- Born: Assam, India
- Education: The Doon School Muskingum University University of Missouri
- Occupation: Journalist
- Years active: 1993–present
- Known for: Managing editor, CNBC Deputy managing editor, The Wall Street Journal

= Nikhil Deogun =

Indian-American journalist

Nikhil "Nik" Deogun is an Indian-born American journalist, and the former managing editor of CNBC. Prior to joining CNBC in 2010, Deogun was the deputy managing editor at The Wall Street Journal.

==Education==
Deogun was born in Assam, India, and completed his schooling at The Doon School in Dehradun.

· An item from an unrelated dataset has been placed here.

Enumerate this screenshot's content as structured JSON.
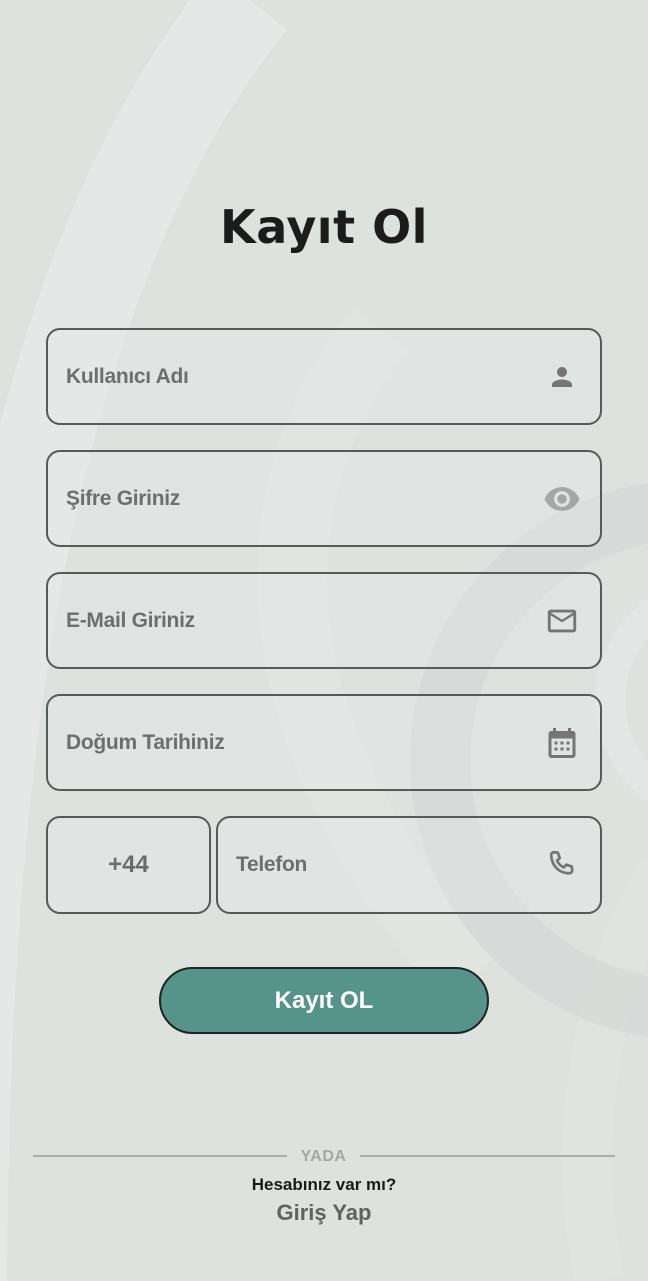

After leaving Doon in 1987, he went to Muskingum University for a bachelor's degree in economics and English, followed by a master's degree in journalism from University of Missouri, graduating in 1993.

==Career==
In 1994, Deogun got his first job as a staff reporter at the Atlanta bureau of The Wall Street Journal, and then moved to the paper's New York City bureau in 1999. He remained at WSJ for 15 years and later became the paper's deputy managing editor. In 2010, he joined CNBC as editor-in-chief of business news programming, and a year later was appointed the senior vice president of the channel. In October 2018, Deogun left CNBC to become the CEO of the Americas at Brunswick Group, a corporate advisory firm.